YouTube akan memberlakukan kebijakan baru yang lebih ketat terkait konten kekerasan dalam video game, khususnya yang melibatkan pembunuhan warga sipil tak bersalah dalam game seperti Grand Theft Auto 6 (GTA 6). Kebijakan yang akan efektif mulai 17 November 2025 ini berpotensi menyebabkan video-video terkait GTA 6 mengalami pembatasan usia atau bahkan demonetisasi, memberikan tantangan serius bagi para kreator konten game.
Perubahan kebijakan ini muncul seiring dengan antisipasi perilisan GTA 6, yang secara historis dikenal dengan tingkat kebebasan dan kekerasan dalam dunianya. YouTube secara spesifik menargetkan konten yang menampilkan “kekerasan massal terhadap non-kombatan” atau adegan penyiksaan yang melibatkan “karakter manusia realistis” dalam permainan.
Menurut laporan dari Mathrubhumi, “Video-video yang menampilkan ‘kekerasan gratis’ dapat dikenakan pembatasan pendapatan iklan atau visibilitas yang berkurang dalam rekomendasi.” Hal ini mengindikasikan dampak langsung pada pendapatan kreator dan jangkauan konten mereka.
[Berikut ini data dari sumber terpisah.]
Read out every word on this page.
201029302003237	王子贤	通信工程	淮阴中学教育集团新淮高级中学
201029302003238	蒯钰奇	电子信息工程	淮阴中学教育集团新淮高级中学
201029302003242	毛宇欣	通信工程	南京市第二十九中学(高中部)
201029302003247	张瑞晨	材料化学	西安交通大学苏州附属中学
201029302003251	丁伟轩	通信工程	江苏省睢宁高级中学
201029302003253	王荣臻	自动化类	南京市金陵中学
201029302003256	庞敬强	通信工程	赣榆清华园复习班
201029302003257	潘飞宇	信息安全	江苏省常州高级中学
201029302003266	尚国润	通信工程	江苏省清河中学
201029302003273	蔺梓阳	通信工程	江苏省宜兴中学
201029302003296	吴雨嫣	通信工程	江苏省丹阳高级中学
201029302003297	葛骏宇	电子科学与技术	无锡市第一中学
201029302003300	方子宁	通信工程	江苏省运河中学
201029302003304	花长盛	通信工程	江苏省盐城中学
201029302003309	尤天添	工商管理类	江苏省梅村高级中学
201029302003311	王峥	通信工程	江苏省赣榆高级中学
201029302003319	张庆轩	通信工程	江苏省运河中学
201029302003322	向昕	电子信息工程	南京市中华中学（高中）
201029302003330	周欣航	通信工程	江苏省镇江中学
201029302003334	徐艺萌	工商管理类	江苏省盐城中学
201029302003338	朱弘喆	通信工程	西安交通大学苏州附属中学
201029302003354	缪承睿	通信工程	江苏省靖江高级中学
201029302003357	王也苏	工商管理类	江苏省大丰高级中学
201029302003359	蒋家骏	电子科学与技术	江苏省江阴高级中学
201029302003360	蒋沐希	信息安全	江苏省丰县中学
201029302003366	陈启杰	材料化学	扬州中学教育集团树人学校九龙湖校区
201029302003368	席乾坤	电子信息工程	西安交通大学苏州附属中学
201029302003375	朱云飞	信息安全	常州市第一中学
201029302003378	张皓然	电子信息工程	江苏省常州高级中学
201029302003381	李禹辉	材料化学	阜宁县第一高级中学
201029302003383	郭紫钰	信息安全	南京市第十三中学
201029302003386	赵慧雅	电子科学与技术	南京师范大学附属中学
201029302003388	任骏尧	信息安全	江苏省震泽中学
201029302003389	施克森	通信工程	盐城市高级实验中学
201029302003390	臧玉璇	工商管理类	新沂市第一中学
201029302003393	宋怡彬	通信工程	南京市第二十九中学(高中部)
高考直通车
Pembatasan usia berarti video hanya dapat ditonton oleh pengguna yang masuk akun dan berusia 18 tahun ke atas, secara signifikan mengurangi jumlah penonton dan potensi pendapatan iklan.
Kebijakan baru ini didorong oleh kekhawatiran yang berkembang mengenai penggambaran kekerasan grafis dalam video game, terutama ketika kekerasan tersebut menargetkan karakter yang menyerupai manusia sungguhan. YouTube berupaya menyeimbangkan popularitas konten game dengan kebutuhan untuk melindungi audiens yang lebih muda dari paparan konten yang terlalu mengganggu atau eksplisit.
Platform video global ini akan mengevaluasi beberapa faktor utama saat meninjau konten. Salah satu kriteria penting adalah durasi adegan grafis, apakah berkelanjutan atau hanya sekilas. Jika kompilasi video mengandung kekerasan, durasi kumulatifnya akan menjadi pertimbangan. Selain itu, seberapa menonjol citra kekerasan—apakah diperbesar atau menjadi fokus utama video—juga akan memengaruhi keputusan YouTube. Faktor ketiga adalah realisme karakter, yaitu apakah kekerasan tersebut terjadi pada karakter yang “terlihat seperti manusia sungguhan.” Demikian ditegaskan dalam pernyataan kebijakan resmi YouTube yang tersedia di situs dukungan Google.
Bagi para kreator konten GTA 6, perubahan ini menuntut adaptasi. Mereka mungkin perlu mengedit video mereka, misalnya dengan mengaburkan konten grafis atau menghindari fokus pada pembantaian warga sipil, untuk menghindari pembatasan. Video yang hanya menampilkan gameplay mentah dan tidak diedit yang melanggar pedoman berisiko tinggi menghadapi sanksi.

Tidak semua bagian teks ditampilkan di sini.